El caso es que en la opaca esfera del liderazgo intraeclesial soplan aires renovadores desde la elección del papa Francisco. Su discurso del pasado 22 de diciembre ante la Curia Romana -el gobierno de la Iglesia-Estado- revela la preocupación del pontífice por recobrar el sentido evangélico de servicio en detrimento de un poder elitista, autosuficiente y hermético. El texto papal, aunque a veces contenga detalles humorísticos, es de una dureza demoledora. En él se repasan las "enfermedades" de la Curia, empezando por la de sentirse inmortal, inmune e indispensable, con descuido de los necesarios controles. Hay en sus miembros patología del poder, complejo de elegidos, narcisismo. Más adelante se critican la fosilización mental y espiritual (incluso el alzhéimer espiritual), la rivalidad y la vanagloria, la esquizofrenia existencial e hipócrita, el terrorismo de los chismes, la divinización de los jefes por quienes practican el carrerismo y el oportunismo, la severidad teatral y el pesimismo estéril (síntomas, por otra parte, de miedo e inseguridad), los círculos cerrados y, en fin, el infatigable afán de poder.

Más que un discurso de felicitación navideña ha de considerarse, por tanto, un acta de acusación. El vicario de Cristo ha hablado a la Curia casi con la misma indignación de Jesús cuando se dirigía a los fariseos. Ahora bien, nada de lo que hace o dice Francisco puede considerarse, no obstante su campechanía, producto de la espontaneidad de un novato, recién llegado a la cátedra de Pedro desde la vaticanamente exótica Argentina. Debe saber, entonces, que no basta con apelar a la conversión espiritual de la élite eclesiástica, sino que tiene que abordar una profunda reforma institucional. La Iglesia es, como tipo estatal, una monarquía absoluta, y esa forma política genera en los gobernantes las enfermedades que el papa condena. La instrumentalidad del poder en cualquier sociedad humana -o sea, de individuos egocéntricos e inclinados al abuso, según nos enseña la misma Iglesia con su doctrina del pecado original- únicamente se alcanza, aun con suma imperfección, mediante la elección democrática, libre y periódica de los gobernantes, la separación de los poderes de creación, ejecución y tutela de las normas, los derechos fundamentales, una efectiva legislación de transparencia y buen gobierno, etc.
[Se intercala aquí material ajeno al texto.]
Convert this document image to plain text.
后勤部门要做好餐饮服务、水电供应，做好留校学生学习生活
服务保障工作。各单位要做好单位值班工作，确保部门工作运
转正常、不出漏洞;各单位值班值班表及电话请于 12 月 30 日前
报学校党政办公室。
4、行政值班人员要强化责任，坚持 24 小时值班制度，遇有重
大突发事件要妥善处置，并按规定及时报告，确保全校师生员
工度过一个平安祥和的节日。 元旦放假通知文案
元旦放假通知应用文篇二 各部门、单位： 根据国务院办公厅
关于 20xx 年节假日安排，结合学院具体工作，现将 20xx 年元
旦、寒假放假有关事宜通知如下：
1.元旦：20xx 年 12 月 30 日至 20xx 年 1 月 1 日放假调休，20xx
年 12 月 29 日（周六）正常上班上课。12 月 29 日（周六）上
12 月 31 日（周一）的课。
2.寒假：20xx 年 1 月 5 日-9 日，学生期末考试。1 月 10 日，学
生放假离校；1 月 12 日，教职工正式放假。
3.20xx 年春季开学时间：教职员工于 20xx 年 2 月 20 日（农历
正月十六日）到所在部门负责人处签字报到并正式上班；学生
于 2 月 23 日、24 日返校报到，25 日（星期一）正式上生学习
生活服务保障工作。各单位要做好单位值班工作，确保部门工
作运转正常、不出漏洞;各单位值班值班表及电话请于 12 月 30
¿Es ésa la Iglesia con que sueña Francisco? No hay, al presente, ningún motivo para afirmarlo. ¿Querrá simplemente conmover las conciencias sin mover las instituciones? ¿Sería factible una reforma eclesial limitada, y siempre bajo estricto control de la "nomenklatura", al estilo de la que quiso implantar Gorbachov, con su "perestroika" y su "glasnost", en el interior de un Estado totalitario anquilosado? Por otra parte, ¿resultaría posible compaginar la unidad doctrinal de la fe con la democracia? ¿No presupone esta una buena dosis de relativismo? A esto último cabría responder tal vez con otra pregunta: ¿y cuál es la alternativa: una Iglesia cada vez más despoblada y envejecida, reducida a funcionar, gracias a la riqueza de su patrimonio histórico-artístico y a su ceremonial litúrgico, como una sucesión de atracciones turísticas, como un parque temático lleno de rarezas para disfrute de las masas provistas de teléfonos móviles?

Aplaudo el valor y la honradez de Francisco. Me gustaría que suscitara una profunda regeneración de la Iglesia. Difícil tarea tiene por delante, la verdad. Quizá su empeño resulte incluso hasta imposible, dadas las inercias de una organización bimilenaria. Ojalá que esta vez, y por concluir con el mismo estilo de su discurso, el Espíritu Santo, que, según el papa Francisco, es frescura, fantasía y novedad, no se deje domesticar.